2008/2/7 Danny B. Wikipedia.Danny.B@email.cz:
I never heard about yearly payment for MS software unless you lease it. It's been pointed out these are prices for non-profits, so it's obvious they are much cheaper then retail or even OEM version. Thus I'd take them as +- final.
Well, I was just surprised that MS would sell a copy of Windows Server 2003 and MS SQL Server to a non-profit for, I think, less than they would sell Vista and Office . . . to that same non-profit. Or do their non-server products also give discounts to nonprofits?
I strongly disagree with setting things in the way "Could it be run elsewhere? Then it should not be on Windows."
I support that attitude in general for Wikimedia, but it's been said it's not relevant to the toolserver and in particular is not relevant to this discussion, so there's no reason to talk about it further.

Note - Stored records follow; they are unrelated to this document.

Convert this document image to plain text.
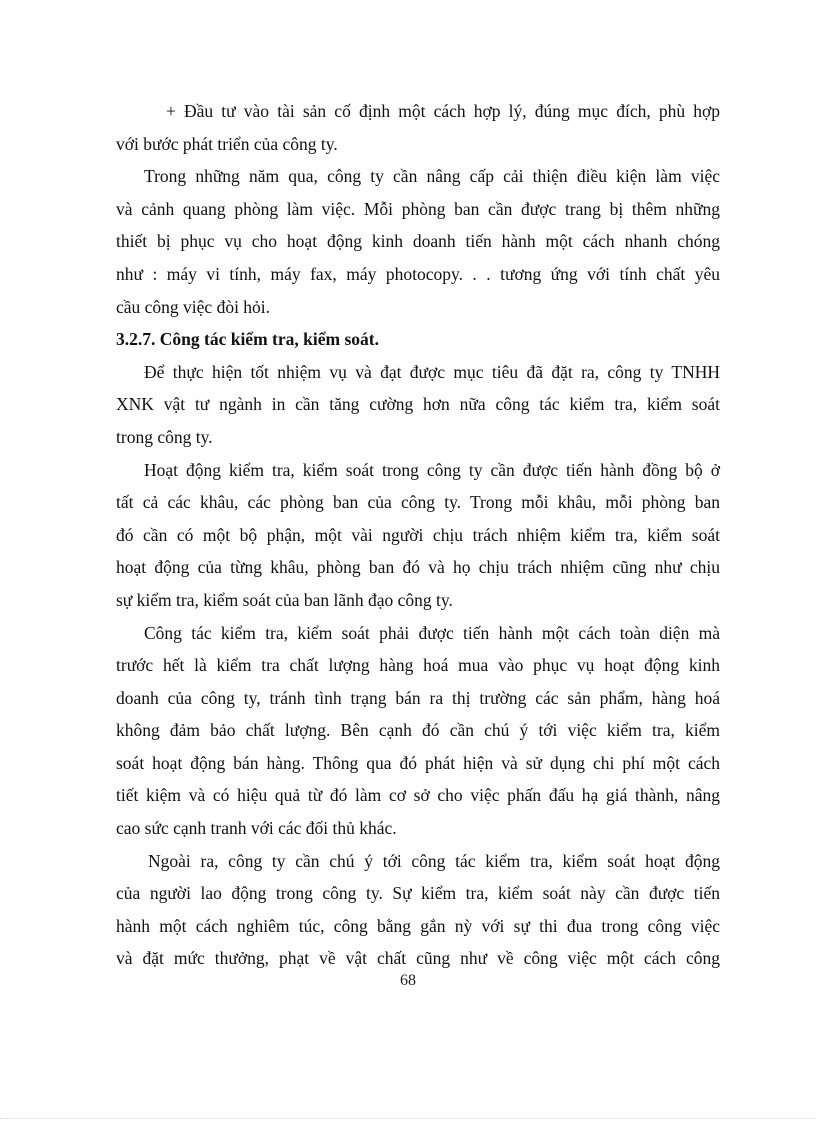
+ Đầu tư vào tài sản cố định một cách hợp lý, đúng mục đích, phù hợp
với bước phát triển của công ty.
Trong những năm qua, công ty cần nâng cấp cải thiện điều kiện làm việc
và cảnh quang phòng làm việc. Mỗi phòng ban cần được trang bị thêm những
thiết bị phục vụ cho hoạt động kinh doanh tiến hành một cách nhanh chóng
như : máy vi tính, máy fax, máy photocopy. . . tương ứng với tính chất yêu
cầu công việc đòi hỏi.
3.2.7. Công tác kiểm tra, kiểm soát.
Để thực hiện tốt nhiệm vụ và đạt được mục tiêu đã đặt ra, công ty TNHH
XNK vật tư ngành in cần tăng cường hơn nữa công tác kiểm tra, kiểm soát
trong công ty.
Hoạt động kiểm tra, kiểm soát trong công ty cần được tiến hành đồng bộ ở
tất cả các khâu, các phòng ban của công ty. Trong mỗi khâu, mỗi phòng ban
đó cần có một bộ phận, một vài người chịu trách nhiệm kiểm tra, kiểm soát
hoạt động của từng khâu, phòng ban đó và họ chịu trách nhiệm cũng như chịu
sự kiểm tra, kiểm soát của ban lãnh đạo công ty.
Công tác kiểm tra, kiểm soát phải được tiến hành một cách toàn diện mà
trước hết là kiểm tra chất lượng hàng hoá mua vào phục vụ hoạt động kinh
doanh của công ty, tránh tình trạng bán ra thị trường các sản phẩm, hàng hoá
không đảm bảo chất lượng. Bên cạnh đó cần chú ý tới việc kiểm tra, kiểm
soát hoạt động bán hàng. Thông qua đó phát hiện và sử dụng chi phí một cách
tiết kiệm và có hiệu quả từ đó làm cơ sở cho việc phấn đấu hạ giá thành, nâng
cao sức cạnh tranh với các đối thủ khác.
Ngoài ra, công ty cần chú ý tới công tác kiểm tra, kiểm soát hoạt động
của người lao động trong công ty. Sự kiểm tra, kiểm soát này cần được tiến
hành một cách nghiêm túc, công bằng gắn nỳ với sự thi đua trong công việc
và đặt mức thưởng, phạt về vật chất cũng như về công việc một cách công
68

This leads to my other disagreement, which is about sentences like: "nobody showed the tools = no need for wints". I am pretty sure there is bunch of Windows programmers out there who don't participate with their brains because they simply don't have a conditions to. I'd say if there was a Windows toolserver it would attract other people with new ideas and tools, because they will have an opportunity to do so.
Sure, quite possibly -- I'm just saying that it seems like a bad idea to spend money belonging to either the Wikimedia Foundation or any of its local chapters on a new OS if you have don't have reason to believe it will actually give any benefit to Wikimedia users. It seems logical to me to say that you should at least have one project that will run only if we have a Windows toolserver, because otherwise I don't see any benefit to anyone. The toolserver enables people to run tools if they either don't have their own server space or really need database access; that's basically the only benefit to anyone.
I guess you could argue that it's inevitable someone will want to use it eventually, for some app they wouldn't have otherwise written. It just seems sensible to me to find that person *before* you pay a few hundred dollars, rather than paying it and only then waiting for him to turn up.
Also thanks to Sebmol who pointed out that every single person is master of its time. So, please, don't tell people to waste an hour of their free time to create one tool if they can utilize the same hour to create five tools. The world isn't single colored. We have wide palette of programming/scripting languages and different people are familiar with different languages. I am not pushing you to use those I use, don't push me to use those you use.
This is, again, off-topic. I'll respond off-list.